Nurses' Health

A Survey on Health and Chemical Exposures

December 11, 2007

Nurses' Health: The System is Broken

The safety of chemical mixtures, including the unique mixtures to which nurses are exposed, is unknown — no safety testing is required.

Environmental Working Group studies have documented the presence of 469 chemicals in the blood, urine, and breast milk of 94 people tested, with diverse mixtures of up to hundreds of industrial chemicals, pesticides, and other pollutants in each person (e.g. EWG 2005). These exposures, called the "body burden" of chemicals, stem from contaminants in food, air, tap water, and even house dust, and also from ingredients in consumer products. People inhale these chemicals, ingest them, or absorb them through the skin.

Nurses are exposed not only to the range of chemicals found in these studies, but also to the many chemicals used in hospitals and other health care facilities. And while some health care chemicals (like drugs) have been tested for safety, the same is not true for industrial chemicals used in consumer products and found in people everywhere:

  • The complex mixtures of chemicals in the human body have never been tested for safety.
  • Even singly, chemicals are rarely tested — what's done is voluntary.
  • For chemicals invented 50 years ago or last month, the story is the same: No required testing.

Most people assume chemicals in consumer products are thoroughly tested before they are sold. But for nearly all chemicals, there is no requirement that manufacturers test their products for health effects at any stage of production, marketing, and use (Wilburn 2005). Under the Toxic Substances Control Act, the law that regulates industrial chemicals in the United States, chemical companies can put new compounds on the market with no studies of their effects on people or the environment (GAO 1994 & 2005).

When the Toxic Substances Control Act was passed in 1976, EPA grandfathered in 63,000 chemicals presumed safe or slated for review. Since then, EPA has reviewed the safety of only a small fraction:

  • EPA has not reviewed or even begun gathering safety data for more than 80 percent of the 15,000 chemicals produced or imported in annual quantities exceeding 10,000 pounds.
  • Through a voluntary program, chemical manufacturers submit screening studies on nearly 3,000 chemicals people are most likely to be exposed to. EPA, however, has no plan on how to use this data to assess public health risks.

Under current law, companies debut new consumer product chemicals in a 90-day "Premanufacturing Notification" process (EPA 1997). EPA approves the vast majority of submissions with no restrictions, and in more than half of all cases, in the complete absence of toxicity data.

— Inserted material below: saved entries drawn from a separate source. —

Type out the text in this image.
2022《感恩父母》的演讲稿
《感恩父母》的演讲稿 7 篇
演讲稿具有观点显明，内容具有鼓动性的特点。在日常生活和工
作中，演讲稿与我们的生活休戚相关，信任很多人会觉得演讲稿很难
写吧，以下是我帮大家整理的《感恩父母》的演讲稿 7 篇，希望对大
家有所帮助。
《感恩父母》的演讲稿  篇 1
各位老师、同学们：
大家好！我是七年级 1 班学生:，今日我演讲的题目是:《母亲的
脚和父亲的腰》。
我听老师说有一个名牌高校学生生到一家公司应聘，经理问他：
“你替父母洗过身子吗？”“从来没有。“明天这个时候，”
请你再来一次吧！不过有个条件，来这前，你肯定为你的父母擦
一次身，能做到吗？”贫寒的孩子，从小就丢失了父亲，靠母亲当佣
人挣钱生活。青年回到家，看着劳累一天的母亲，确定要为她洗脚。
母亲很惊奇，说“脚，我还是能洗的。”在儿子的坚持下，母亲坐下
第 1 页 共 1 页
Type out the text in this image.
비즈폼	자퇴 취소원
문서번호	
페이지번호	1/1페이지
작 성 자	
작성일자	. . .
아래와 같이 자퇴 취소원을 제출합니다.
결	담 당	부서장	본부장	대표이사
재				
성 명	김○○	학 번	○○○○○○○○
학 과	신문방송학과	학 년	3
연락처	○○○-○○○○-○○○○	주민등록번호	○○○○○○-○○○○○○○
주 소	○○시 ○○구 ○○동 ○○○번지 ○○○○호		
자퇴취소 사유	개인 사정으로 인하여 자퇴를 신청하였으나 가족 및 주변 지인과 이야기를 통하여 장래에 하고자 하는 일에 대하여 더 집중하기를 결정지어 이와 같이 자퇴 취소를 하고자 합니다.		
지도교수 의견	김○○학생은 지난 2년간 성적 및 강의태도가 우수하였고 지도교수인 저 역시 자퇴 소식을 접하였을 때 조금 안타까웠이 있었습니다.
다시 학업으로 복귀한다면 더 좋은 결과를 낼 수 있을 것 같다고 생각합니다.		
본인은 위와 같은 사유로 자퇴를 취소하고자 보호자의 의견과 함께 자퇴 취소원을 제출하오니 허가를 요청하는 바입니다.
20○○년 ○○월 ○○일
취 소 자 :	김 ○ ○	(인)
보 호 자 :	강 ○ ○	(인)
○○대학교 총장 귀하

  • Fewer than half of all applications to the EPA for new chemicals include any toxicity data.
  • The government approves 80 percent with no restrictions, usually in less than three weeks.
  • Any data provided are cursory, because the government lacks authority to request more.
  • If there are no data, the government uses chemical models — widely acknowledged to be inaccurate — that estimate harm to human health or the environment.

In addition to their everyday exposures to consumer product chemicals that haven't been tested for safety, nurses are also exposed to an array of unregulated hazards found in hospitals. Thus, nurses experience unique exposures that raise serious questions about potential health impacts. These exposures also argue for broad changes that would address not only nurses' exposures in hospitals, but the full scope of their exposures.